- It has been said that once you see the opening titles to a film that Saul Bass has done, you can walk out of the theatre because you know exactly what the film's about: he has shown you the entire thing in the first minute or so.
- He designed the title sequence in Psycho (1960) and one of the scenes where Arbogast climbs the stairs to his doom. He also drew up storyboards for the shower scene upon the specific instructions of Hitchcock. However, in interviews with Truffaut, Hitchcock states that he didn't use these because they "weren't right".
- In the opening credits to Cape Fear (1991), Bass superimposed shots from the title sequence he did for John Frankenheimer's Seconds (1966).

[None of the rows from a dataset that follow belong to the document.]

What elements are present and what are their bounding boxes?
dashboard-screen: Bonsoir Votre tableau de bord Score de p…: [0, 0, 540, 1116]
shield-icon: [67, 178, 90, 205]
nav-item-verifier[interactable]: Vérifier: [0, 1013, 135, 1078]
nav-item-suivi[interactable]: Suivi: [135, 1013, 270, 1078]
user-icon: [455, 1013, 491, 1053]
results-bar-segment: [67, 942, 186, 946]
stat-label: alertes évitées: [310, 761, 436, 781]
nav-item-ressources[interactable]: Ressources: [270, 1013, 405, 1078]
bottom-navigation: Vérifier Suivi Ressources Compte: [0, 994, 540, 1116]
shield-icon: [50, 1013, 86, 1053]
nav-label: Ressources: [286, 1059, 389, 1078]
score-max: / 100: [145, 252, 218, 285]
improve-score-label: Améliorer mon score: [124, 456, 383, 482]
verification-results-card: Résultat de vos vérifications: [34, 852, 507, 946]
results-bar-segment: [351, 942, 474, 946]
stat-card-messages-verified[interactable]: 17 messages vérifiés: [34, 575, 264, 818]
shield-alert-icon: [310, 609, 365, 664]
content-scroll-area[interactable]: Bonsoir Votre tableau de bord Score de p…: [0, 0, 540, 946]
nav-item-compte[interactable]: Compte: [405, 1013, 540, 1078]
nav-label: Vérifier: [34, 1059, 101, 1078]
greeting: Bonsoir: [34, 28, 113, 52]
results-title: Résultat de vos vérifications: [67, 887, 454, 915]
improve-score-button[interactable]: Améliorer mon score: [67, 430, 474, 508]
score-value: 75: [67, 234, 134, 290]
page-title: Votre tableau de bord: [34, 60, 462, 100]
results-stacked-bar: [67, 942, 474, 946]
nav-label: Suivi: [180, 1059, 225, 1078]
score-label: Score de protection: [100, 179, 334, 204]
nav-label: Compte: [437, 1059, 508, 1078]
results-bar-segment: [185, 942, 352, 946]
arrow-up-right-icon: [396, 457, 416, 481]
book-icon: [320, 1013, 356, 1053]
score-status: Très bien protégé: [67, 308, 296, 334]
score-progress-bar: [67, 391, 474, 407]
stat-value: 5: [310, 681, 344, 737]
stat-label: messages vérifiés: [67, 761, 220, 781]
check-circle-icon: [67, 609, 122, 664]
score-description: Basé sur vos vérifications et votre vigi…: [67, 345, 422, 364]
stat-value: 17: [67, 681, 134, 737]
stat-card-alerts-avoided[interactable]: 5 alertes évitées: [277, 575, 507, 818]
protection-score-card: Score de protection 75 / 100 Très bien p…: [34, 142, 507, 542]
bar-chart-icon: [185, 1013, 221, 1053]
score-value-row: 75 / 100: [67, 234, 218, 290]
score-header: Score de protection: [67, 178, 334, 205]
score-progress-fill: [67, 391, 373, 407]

- In 2012, a Los Angeles County Museum of Art exhibition on Stanley Kubrick displayed some of Bass' correspondence with Kubrick while he was designing poster art for The Shining (1980). As well as showcasing some rejected designs, this revealed that Bass was fond of signing off letters by doodling a fish (a sea-bass) with his own face.
- His biography is in "American National Biography". Supplement 1, pp. 32-33. New York: Oxford University Press, 2002.
- While he is best remembered for working on thrillers and suspenseful works, he preferred to work on comedies.
- The rumor that Bass, and not Alfred Hitchcock, had actually directed the legendary shower murder scene in "Psycho", which is promoted in Donald Spoto's controversial biography of Hitchcock and elsewhere, is not true. Bass himself emphatically denied it in an interview on British television in 1987.
- He was a major influence on Bernard Lodge, a famous British graphic designer who worked for the BBC for many years and whose work included designing the logos and title sequences for the iconic science-fiction series Doctor Who (1963) during the William Hartnell, Patrick Troughton, Jon Pertwee and Tom Baker eras.
- Two of the films containing a title sequence for which he is best known for, North by Northwest (1959) and Anatomy of a Murder (1959), received their national release in the United States just a day apart on July 1 and 2, 1959, respectively, and were films of the two directors with whom he is most associated, Alfred Hitchcock and Otto Preminger.
- He designed title sequences for thirteen Otto Preminger films. It was Preminger who hired Bass for his very first title-design job, for "Carmen Jones" in 1954. He also designed many posters for Preminger films, including some for which he did not design the titles, and even designed the cover for Preminger's autobiography.